Мне случайно все это вспомнилось, при чтении любопытных статей в ‘С.-Петербургских Ведомостях’, юридических, на ту же тему: статей бесплодных, ибо их автор не догадывается, как далеко, в какие глубины нашей цивилизации, идет этот вопрос. Ведь вопрос заходит о колебании формулы над новорожденным: ‘Отрекаешися ли сатаны?’ — ‘Отрекаюся’. — ‘Отрекся ли еси сатаны?’ — ‘Отрекохся’. Ведь вот — идея младенца, идея вообще рождающегося существа, и почему бы вместе с младенцем — не идея также и золотящейся ржаной нивы? Что все это, и нивы, и человек, тогда добро когда смолоты на жернове, ‘умерли’, ‘облеклись в смерть’, а пока растут и живы — живы ‘не Господу, а сатане’?

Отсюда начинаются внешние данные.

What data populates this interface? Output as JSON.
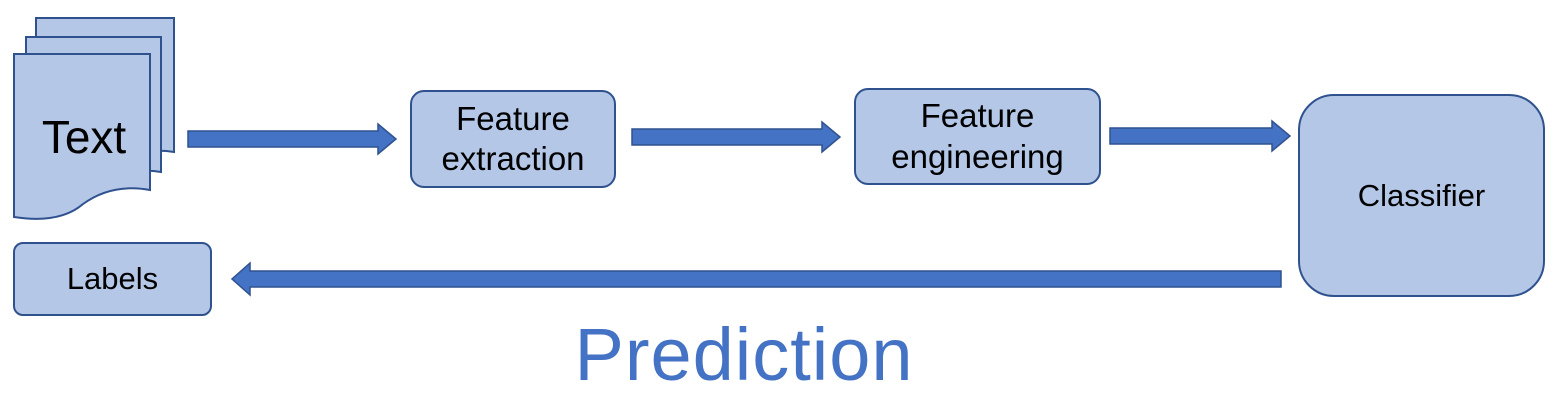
{
  "diagram": {
    "document_stack": {
      "label": "Text"
    },
    "nodes": {
      "feature_extraction": {
        "line1": "Feature",
        "line2": "extraction"
      },
      "feature_engineering": {
        "line1": "Feature",
        "line2": "engineering"
      },
      "classifier": {
        "label": "Classifier"
      },
      "labels": {
        "label": "Labels"
      }
    },
    "edges": [
      {
        "from": "Text",
        "to": "Feature extraction"
      },
      {
        "from": "Feature extraction",
        "to": "Feature engineering"
      },
      {
        "from": "Feature engineering",
        "to": "Classifier"
      },
      {
        "from": "Classifier",
        "to": "Labels"
      }
    ],
    "title": "Prediction"
  },
  "colors": {
    "box_fill": "#b4c7e7",
    "box_border": "#2f528f",
    "arrow_fill": "#4472c4",
    "title": "#4472c4"
  }
}
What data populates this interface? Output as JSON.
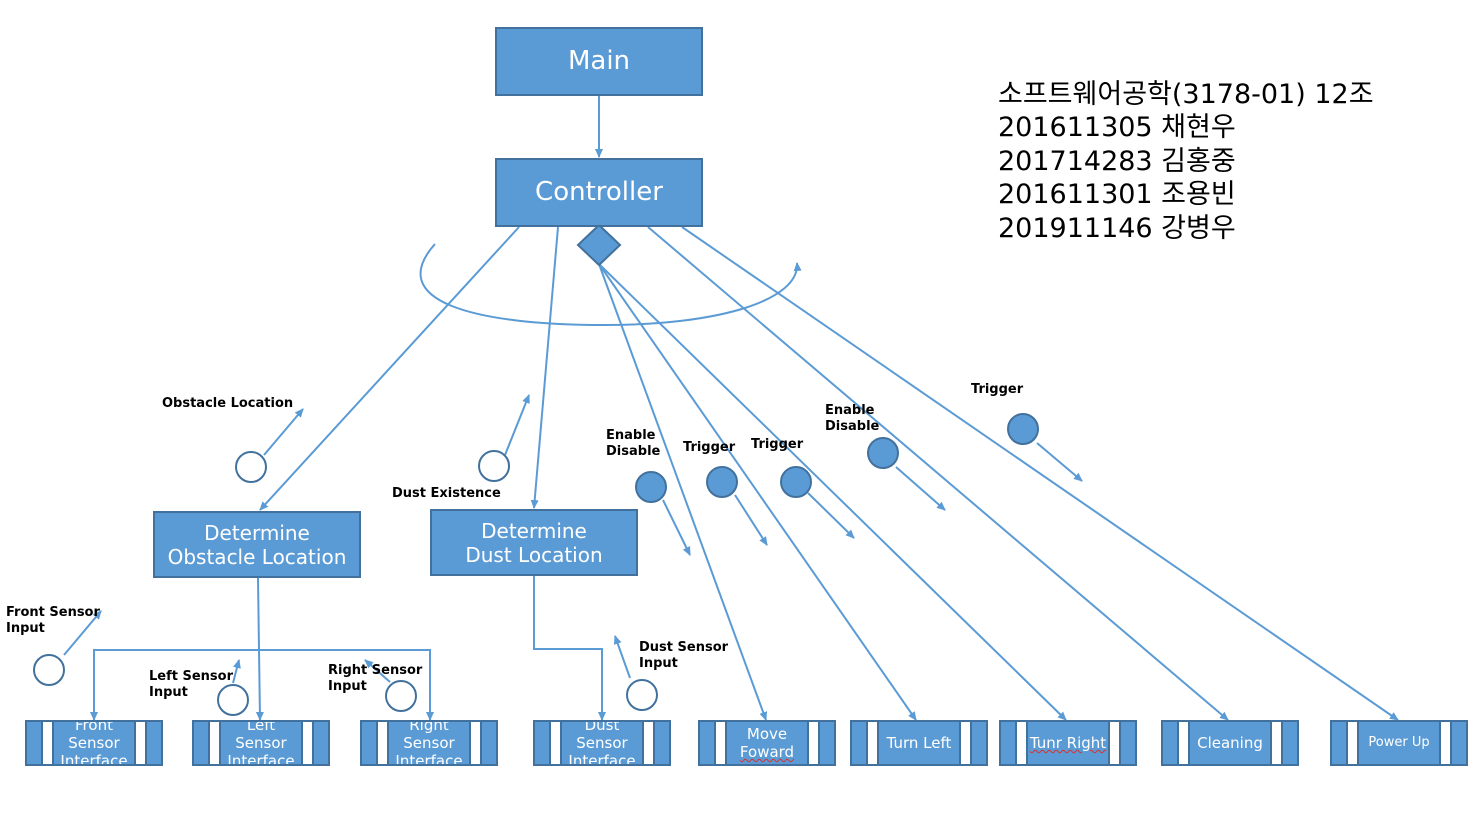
{
  "team_info": [
    "소프트웨어공학(3178-01) 12조",
    "201611305 채현우",
    "201714283 김홍중",
    "201611301 조용빈",
    "201911146 강병우"
  ],
  "modules": {
    "main": "Main",
    "controller": "Controller",
    "determine_obstacle": "Determine\nObstacle Location",
    "determine_dust": "Determine\nDust Location",
    "front_sensor_interface": "Front Sensor\nInterface",
    "left_sensor_interface": "Left Sensor\nInterface",
    "right_sensor_interface": "Right Sensor\nInterface",
    "dust_sensor_interface": "Dust Sensor\nInterface",
    "move_forward_line1": "Move",
    "move_forward_line2": "Foward",
    "turn_left": "Turn Left",
    "turn_right": "Tunr Right",
    "cleaning": "Cleaning",
    "power_up": "Power Up"
  },
  "flows": {
    "obstacle_location": "Obstacle Location",
    "dust_existence": "Dust Existence",
    "front_sensor_input": "Front Sensor\nInput",
    "left_sensor_input": "Left Sensor\nInput",
    "right_sensor_input": "Right Sensor\nInput",
    "dust_sensor_input": "Dust Sensor\nInput",
    "enable_disable_move": "Enable\nDisable",
    "trigger_turn_left": "Trigger",
    "trigger_turn_right": "Trigger",
    "enable_disable_cleaning": "Enable\nDisable",
    "trigger_power_up": "Trigger"
  },
  "colors": {
    "module_fill": "#5b9bd5",
    "module_border": "#41719c",
    "connector": "#5b9bd5",
    "control_flag": "#5b9bd5",
    "data_couple": "#ffffff"
  }
}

Но я все отвлекаюсь, тучи сомнений и скорби заволакивают мой ум — мне хотелось сказать слово братьям моим, а я опять, по петербургской слабости, вздумал ‘спасать человечество’.
Да, Петербург — какой-то город спасателей, каждый избирает ‘щель’ усмотренного спасения и начинает в нее молиться. Я называю всех этих молящихся ‘по своим щелям’ — погибшими или погибающими. Был человек. Был писатель. Молился, размышлял. Он был кусочек культуры, и нес в себе культуру. Но он приехал в Петербург, где ‘ни ночь, ни день’. И христианин, и человек, и даже гражданин в нем умер. Осталась ‘валюта’, остался ‘III-й том’, и согбенная перед ним фигура вчерашнего человека и сегодняшнего ‘щельника’. ‘Щельник’ скорбно взирает на недоступный ему ‘том’, на не подлежащую ему ‘валюту’: о, Боже, удлини руки, или — приблизь виноград!..

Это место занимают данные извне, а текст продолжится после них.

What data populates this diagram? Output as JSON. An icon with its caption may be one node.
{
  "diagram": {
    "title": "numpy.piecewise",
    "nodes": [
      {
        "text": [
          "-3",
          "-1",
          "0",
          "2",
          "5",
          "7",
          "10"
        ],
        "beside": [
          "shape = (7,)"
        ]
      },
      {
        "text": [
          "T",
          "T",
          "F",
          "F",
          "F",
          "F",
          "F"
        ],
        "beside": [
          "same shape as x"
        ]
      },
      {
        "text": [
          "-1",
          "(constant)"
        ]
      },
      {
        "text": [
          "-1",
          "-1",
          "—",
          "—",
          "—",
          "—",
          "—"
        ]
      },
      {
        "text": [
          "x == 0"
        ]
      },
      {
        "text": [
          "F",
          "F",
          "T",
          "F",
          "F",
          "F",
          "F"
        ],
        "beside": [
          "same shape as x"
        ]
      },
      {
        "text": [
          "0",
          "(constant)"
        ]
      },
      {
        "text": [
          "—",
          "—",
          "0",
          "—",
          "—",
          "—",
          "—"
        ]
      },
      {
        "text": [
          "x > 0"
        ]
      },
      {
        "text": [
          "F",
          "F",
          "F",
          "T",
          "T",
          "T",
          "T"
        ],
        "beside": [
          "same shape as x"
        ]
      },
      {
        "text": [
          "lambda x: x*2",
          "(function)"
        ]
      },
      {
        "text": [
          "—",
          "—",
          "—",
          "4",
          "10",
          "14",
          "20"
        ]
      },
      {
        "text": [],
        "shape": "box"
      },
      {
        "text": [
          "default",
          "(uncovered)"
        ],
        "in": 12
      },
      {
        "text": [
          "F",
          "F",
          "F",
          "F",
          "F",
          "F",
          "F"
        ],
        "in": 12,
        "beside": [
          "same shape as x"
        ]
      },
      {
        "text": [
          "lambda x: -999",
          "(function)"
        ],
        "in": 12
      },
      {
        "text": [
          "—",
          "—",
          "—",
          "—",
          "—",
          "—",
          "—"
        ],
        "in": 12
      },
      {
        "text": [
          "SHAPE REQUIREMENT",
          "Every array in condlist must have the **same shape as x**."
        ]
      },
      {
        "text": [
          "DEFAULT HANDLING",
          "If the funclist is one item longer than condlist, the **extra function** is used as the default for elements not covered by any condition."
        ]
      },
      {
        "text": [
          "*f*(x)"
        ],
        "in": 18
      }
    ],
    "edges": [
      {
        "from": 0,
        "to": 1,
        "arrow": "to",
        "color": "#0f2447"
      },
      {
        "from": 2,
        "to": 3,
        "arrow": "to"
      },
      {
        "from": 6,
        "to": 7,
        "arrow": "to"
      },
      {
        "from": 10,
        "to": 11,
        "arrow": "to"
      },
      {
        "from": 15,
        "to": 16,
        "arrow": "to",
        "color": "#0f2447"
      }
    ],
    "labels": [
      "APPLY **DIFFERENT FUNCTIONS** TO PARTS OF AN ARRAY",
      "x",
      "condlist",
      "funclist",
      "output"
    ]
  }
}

Брат мой — воскресни, Лазарь — перестань смердеть! Выйдите из этой ужасной пещеры — гроба, которым стал для вас Петербург. Победите его — свободою от него, забвением его. Мир — бесконечен, вот упорная мысль, которая должна вас освежить, земля — нескончаема, человек — бесконечен, мы только точки в нем, ‘падучие звездочки’, и в краткий миг своего пролета ‘этим миром’ в пору нам оглянуть его, запомнить, уронить в ‘сей свет’ слезинку умиления и благодарности, а… а не поправлять же ‘III-й том’ или ‘валюту’, чорт их дери!
Черпните из Леты, и — в новую жизнь.
P. S. Я прошу Вас напечатать это письмо не в иных целях, как чтобы его прочел и заболевший ваш корреспондент, но ради Бога — не отвечайте мне, ни приватно, ни печатно на него. ‘Дальше в лес, больше дров’. Я пишу этот простой и братский совет исключительно для ‘умного внимания’.